Review of "Premium Rush"

The movie wasn't that bad, a miracle considering I was in a less-than-objective state of mind before the Joseph Gordon-Levitt 10-speed epic began.

We got to the AMC Hamilton about 10 minutes before the 11:05 matinee. The lights dimmed, the promotional display appeared, and then the lights went back on. For 40 minutes, the audience waited and waited, held hostage by that banal, mall-friendly soft-rock that chain theaters insist on playing.

What bothers me wasn't the delay. Errors happen when humans are involved. What whipped me into a frenzy was that audience members had to trek from the theater to the customer service desk for an explanation, which was insulting. After hearing the second or third complaint, a manager should have walked into the theater and said the following:

"Folks, we're sorry about the delay. We're having some unanticipated issues with the projection system. We hope to have them fixed shortly. If you do no want to wait, we'll be happy to issue passes for the 12:05 show or refund your money. Again, we apologize for the inconvenience.
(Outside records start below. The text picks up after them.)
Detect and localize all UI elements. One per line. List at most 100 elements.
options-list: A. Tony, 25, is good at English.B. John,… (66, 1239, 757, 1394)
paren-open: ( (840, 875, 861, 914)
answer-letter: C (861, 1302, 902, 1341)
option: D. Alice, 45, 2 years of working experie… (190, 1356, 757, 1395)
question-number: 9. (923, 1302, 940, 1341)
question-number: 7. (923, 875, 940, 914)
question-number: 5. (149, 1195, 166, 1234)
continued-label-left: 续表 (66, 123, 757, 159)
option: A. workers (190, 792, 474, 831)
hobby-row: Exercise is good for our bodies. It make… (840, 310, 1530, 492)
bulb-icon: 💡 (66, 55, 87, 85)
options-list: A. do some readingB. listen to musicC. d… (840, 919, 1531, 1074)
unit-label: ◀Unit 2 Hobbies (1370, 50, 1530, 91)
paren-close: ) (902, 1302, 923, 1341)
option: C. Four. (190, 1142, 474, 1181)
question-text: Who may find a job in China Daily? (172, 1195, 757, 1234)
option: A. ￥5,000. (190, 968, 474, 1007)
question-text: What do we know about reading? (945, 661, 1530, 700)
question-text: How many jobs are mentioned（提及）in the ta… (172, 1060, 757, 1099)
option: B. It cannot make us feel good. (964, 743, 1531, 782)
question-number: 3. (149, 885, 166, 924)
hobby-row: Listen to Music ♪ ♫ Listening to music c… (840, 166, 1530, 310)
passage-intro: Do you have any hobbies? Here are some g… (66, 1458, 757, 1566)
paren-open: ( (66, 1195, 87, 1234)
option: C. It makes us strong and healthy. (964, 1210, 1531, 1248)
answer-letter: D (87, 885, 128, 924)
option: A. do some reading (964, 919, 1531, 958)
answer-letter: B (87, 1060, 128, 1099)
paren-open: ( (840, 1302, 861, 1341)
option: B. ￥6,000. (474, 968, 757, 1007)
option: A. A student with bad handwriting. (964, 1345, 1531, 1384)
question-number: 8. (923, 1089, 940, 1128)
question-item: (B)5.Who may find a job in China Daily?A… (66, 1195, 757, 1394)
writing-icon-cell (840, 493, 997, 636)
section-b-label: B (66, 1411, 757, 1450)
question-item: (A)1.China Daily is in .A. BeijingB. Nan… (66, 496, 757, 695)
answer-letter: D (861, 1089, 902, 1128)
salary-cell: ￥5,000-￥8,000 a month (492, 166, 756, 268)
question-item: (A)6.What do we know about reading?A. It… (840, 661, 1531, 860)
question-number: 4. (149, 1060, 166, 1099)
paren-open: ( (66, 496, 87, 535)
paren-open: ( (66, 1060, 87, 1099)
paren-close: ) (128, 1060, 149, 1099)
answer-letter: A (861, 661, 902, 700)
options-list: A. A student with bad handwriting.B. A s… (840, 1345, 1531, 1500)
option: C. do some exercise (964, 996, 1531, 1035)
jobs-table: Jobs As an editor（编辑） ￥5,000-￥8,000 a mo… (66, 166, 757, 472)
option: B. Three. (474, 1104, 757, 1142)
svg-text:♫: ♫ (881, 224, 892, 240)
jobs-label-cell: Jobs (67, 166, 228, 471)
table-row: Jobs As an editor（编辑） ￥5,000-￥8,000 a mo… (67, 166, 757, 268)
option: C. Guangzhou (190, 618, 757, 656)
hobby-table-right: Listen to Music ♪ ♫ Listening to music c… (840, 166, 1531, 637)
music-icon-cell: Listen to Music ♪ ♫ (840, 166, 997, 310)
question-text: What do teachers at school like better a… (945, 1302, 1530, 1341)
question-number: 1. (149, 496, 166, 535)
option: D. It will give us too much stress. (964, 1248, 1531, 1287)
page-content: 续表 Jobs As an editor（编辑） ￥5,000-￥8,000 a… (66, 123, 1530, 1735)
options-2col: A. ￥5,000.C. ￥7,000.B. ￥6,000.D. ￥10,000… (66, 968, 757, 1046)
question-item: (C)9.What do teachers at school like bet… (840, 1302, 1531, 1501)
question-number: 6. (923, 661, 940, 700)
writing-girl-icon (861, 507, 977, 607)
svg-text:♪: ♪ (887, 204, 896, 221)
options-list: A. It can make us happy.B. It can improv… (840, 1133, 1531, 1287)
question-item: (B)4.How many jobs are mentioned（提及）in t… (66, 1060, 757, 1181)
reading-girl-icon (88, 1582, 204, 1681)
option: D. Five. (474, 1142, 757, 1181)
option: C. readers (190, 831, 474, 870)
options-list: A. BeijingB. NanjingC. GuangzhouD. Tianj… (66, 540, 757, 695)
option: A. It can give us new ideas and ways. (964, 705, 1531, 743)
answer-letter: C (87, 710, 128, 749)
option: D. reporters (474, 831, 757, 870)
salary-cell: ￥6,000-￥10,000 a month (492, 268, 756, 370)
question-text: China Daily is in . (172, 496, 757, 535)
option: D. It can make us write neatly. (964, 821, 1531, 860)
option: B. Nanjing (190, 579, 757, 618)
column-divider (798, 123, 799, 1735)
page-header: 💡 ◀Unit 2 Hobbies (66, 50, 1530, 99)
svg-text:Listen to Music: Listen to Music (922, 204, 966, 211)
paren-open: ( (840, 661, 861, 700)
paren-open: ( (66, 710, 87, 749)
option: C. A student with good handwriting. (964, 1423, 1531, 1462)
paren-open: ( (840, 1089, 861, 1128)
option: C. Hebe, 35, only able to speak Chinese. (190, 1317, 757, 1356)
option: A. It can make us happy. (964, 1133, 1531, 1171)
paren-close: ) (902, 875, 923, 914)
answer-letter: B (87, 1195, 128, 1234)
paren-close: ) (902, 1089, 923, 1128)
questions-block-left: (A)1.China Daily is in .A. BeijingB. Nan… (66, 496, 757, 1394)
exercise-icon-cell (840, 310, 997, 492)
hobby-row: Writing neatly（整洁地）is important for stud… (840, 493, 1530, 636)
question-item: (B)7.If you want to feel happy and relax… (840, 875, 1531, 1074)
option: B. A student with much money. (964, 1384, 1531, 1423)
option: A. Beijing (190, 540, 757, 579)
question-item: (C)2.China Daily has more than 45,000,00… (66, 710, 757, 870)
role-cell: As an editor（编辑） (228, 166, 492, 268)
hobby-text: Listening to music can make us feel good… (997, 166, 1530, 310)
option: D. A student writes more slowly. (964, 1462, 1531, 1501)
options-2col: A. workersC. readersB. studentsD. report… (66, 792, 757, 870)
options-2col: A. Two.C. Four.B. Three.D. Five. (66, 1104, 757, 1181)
Myself or someone else with AMC Hamilton will be back in 10 minutes with an update. Thank you."

How hard is that?

I've had good experiences with AMC Hamilton, so I'm hoping this was just a poorly handled situation, but I fully intend on writing a letter to theater management. Your free time is a valuable commodity. Don't stand for someone unapologetically frittering it away.

Here's the review of "Premium Rush,"--the reboot of "Quicksilver" we've all been hungering for. It appeared in this week's "Weekender." Flip to page 27 to read it.

Also, a couple of weeks ago, I reviewed "The Bourne Legacy." Flip to page 29 for the review.

Jesse Hassenger, our critic pal at "The L Magazine" had an issue with my complaint on the amount of backstory and dialogue in this outing, saying that Paul Greengrass' previous efforts exhibited the same qualities. Perhaps. But Greengrass always made me feel like I was peering into a world ripe with intrigue. In "The Bourne Legacy" that "we're through the looking glass" dialogue is all the movie offers. And it's boring, destroying any momentum. We're mired in a swamp of details. It reminded me of my days covering town council meetings--with slightly more gunplay.

1 comment:

jesse said...

That's a fair point, saying that Greengrass was better at creating a feeling of urgency in his Bourne sequels. But to me, those movies did often feel like Greengrass was manufacturing that tension, rather than it actually coming from what was happening onscreen. He has a jittery, immediate style, and to me Legacy feels very much like one of the Bourne sequels with some of that style stripped out -- so yeah, you miss some of the kinetic energy (as well as Matt Damon), but it's also not a fundamentally different type of movie. In fact, sometimes I appreciated the scaling back on the handheld camera and little control-room zooms, and found Norton as compelling a shadowy bad-guy figure as anyone in the other movies.

I certainly don't mean to praise The Bourne Legacy to the rafters -- it's ultimately a pretty forgettable film. But to me it doesn't really underline Greengrass's filmmaking skill in the previous two movies so much as show what a thin layer of style was painted over a pretty rote story that didn't necessarily need sequelizing.